The EAT has held that a heterosexual man who was subjected to homophobic comments at work did not suffer harassment under the Employment Equality (Sexual Orientation) Regulations 2003, where he gave as good as he got and remained friends with his alleged tormentors throughout the alleged harassment (Thomas Sanderson Blinds Ltd v English).
The Court of Appeal had previously held that the Regulations could apply even though Mr English was not gay, and nor did his colleagues think he was gay. This allowed a full employment tribunal hearing on whether he had, in fact, suffered harassment, to go ahead. His complaint centred on an article written about him in an internal newsletter and being subjected to taunts and derogatory remarks from fellow employees. However, he had remained friends with his tormentors throughout and he had himself written a number of articles 'riddled with sexist and ageist innuendo'.
Harassment under the 2003 Regulations is conduct which is carried out on the grounds of sexual orientation, is unwanted and has the purpose or effect of violating someone's dignity or creating an intimidating, hostile, degrading, humiliating or offensive environment for that person. The test requires the claimant's own perceptions and feelings to be explored to decide whether the effect of the unwanted conduct was to violate his or her dignity or create an adverse environment. Then it has to be decided whether or not it was reasonable for the victim to hold this feeling or perception and if it is, then the conduct complained of will amount to harassment.
The EAT held that the employment tribunal had been correct to take into account Mr English's own perceptions and feelings when deciding whether the conduct of his colleagues had had the effect of violating his dignity. There was no general rule to be applied in circumstances such as these, where work colleagues made comments relating to a protected characteristic against each other. The EAT held that although the test was objective, the subjective response of the alleged victim was to be kept "firmly in mind". It is important to look at the effect of the conduct. In this case, Mr English was as abusive to co-workers are they were to him, but none of this appeared to have the effect of upsetting him in any way. The conduct complained of had not had the effect of harassing him and his claim failed.
Impact on employers
- This case serves as a warning to workers and employees who wish to bring claims for harassment that, if they have themselves taken part in the ‘unwanted conduct’, such as banter, they may find it difficult to succeed. Employers should consider pointing this out in their anti-harassment policy.
- On receipt of a harassment complaint employers should interview the complainant to record full details of the alleged behaviour and the effect of such behaviour on the complainant.

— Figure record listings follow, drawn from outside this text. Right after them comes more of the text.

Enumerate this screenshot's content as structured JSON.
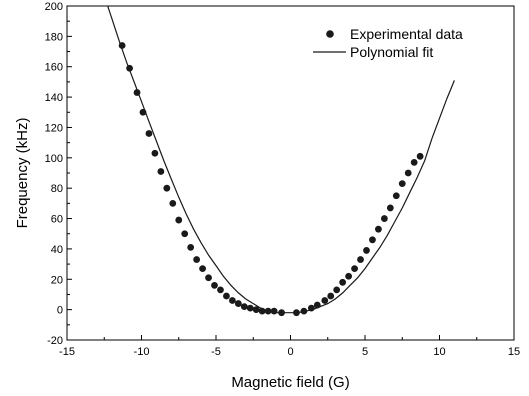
{
  "chart_data": {
    "type": "scatter",
    "title": "",
    "xlabel": "Magnetic field (G)",
    "ylabel": "Frequency (kHz)",
    "xlim": [
      -15,
      15
    ],
    "ylim": [
      -20,
      200
    ],
    "x_ticks": [
      -15,
      -10,
      -5,
      0,
      5,
      10,
      15
    ],
    "y_ticks": [
      -20,
      0,
      20,
      40,
      60,
      80,
      100,
      120,
      140,
      160,
      180,
      200
    ],
    "grid": false,
    "legend_position": "top-right",
    "colors": {
      "markers": "#1a1a1a",
      "line": "#1a1a1a"
    },
    "series": [
      {
        "name": "Experimental data",
        "kind": "markers",
        "x": [
          -11.3,
          -10.8,
          -10.3,
          -9.9,
          -9.5,
          -9.1,
          -8.7,
          -8.3,
          -7.9,
          -7.5,
          -7.1,
          -6.7,
          -6.3,
          -5.9,
          -5.5,
          -5.1,
          -4.7,
          -4.3,
          -3.9,
          -3.5,
          -3.1,
          -2.7,
          -2.3,
          -1.9,
          -1.5,
          -1.1,
          -0.6,
          0.4,
          0.9,
          1.4,
          1.8,
          2.3,
          2.7,
          3.1,
          3.5,
          3.9,
          4.3,
          4.7,
          5.1,
          5.5,
          5.9,
          6.3,
          6.7,
          7.1,
          7.5,
          7.9,
          8.3,
          8.7
        ],
        "y": [
          174,
          159,
          143,
          130,
          116,
          103,
          91,
          80,
          70,
          59,
          50,
          41,
          33,
          27,
          21,
          16,
          13,
          9,
          6,
          4,
          2,
          1,
          0,
          -1,
          -1,
          -1,
          -2,
          -2,
          -1,
          1,
          3,
          6,
          9,
          13,
          18,
          22,
          27,
          33,
          39,
          46,
          53,
          60,
          67,
          75,
          83,
          90,
          97,
          101
        ]
      },
      {
        "name": "Polynomial fit",
        "kind": "line",
        "x": [
          -12.3,
          -12,
          -11.5,
          -11,
          -10.5,
          -10,
          -9.5,
          -9,
          -8.5,
          -8,
          -7.5,
          -7,
          -6.5,
          -6,
          -5.5,
          -5,
          -4.5,
          -4,
          -3.5,
          -3,
          -2.5,
          -2,
          -1.5,
          -1,
          -0.5,
          0,
          0.5,
          1,
          1.5,
          2,
          2.5,
          3,
          3.5,
          4,
          4.5,
          5,
          5.5,
          6,
          6.5,
          7,
          7.5,
          8,
          8.5,
          9,
          9.5,
          10,
          10.5,
          11
        ],
        "y": [
          201,
          192,
          177,
          163,
          150,
          137,
          124,
          111,
          98,
          86,
          74,
          63,
          53,
          44,
          36,
          29,
          22,
          16,
          11,
          7,
          4,
          1,
          -1,
          -2,
          -2,
          -2,
          -2,
          -1,
          0,
          2,
          4,
          7,
          11,
          16,
          21,
          27,
          34,
          41,
          49,
          58,
          67,
          77,
          87,
          98,
          113,
          126,
          139,
          151
        ]
      }
    ]
  }
}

Statements should also be taken from colleagues who witnessed the behaviour and these may also help to establish the response of the complainant to the behaviour complained of.
- In this case, employees were clearly given too much freedom as to what they could write in the company newsletter. Employers should monitor these publications to ensure that offensive material is not being published and distributed.
- Employers should remind staff that comments of a discriminatory nature have no place in the workplace. Even something which is passed off as friendly banter could eventually lead to a claim being made against employers.
- It should be noted that the Equality Act 2010 has superseded the Regulations, but the harassment provisions are substantially the same.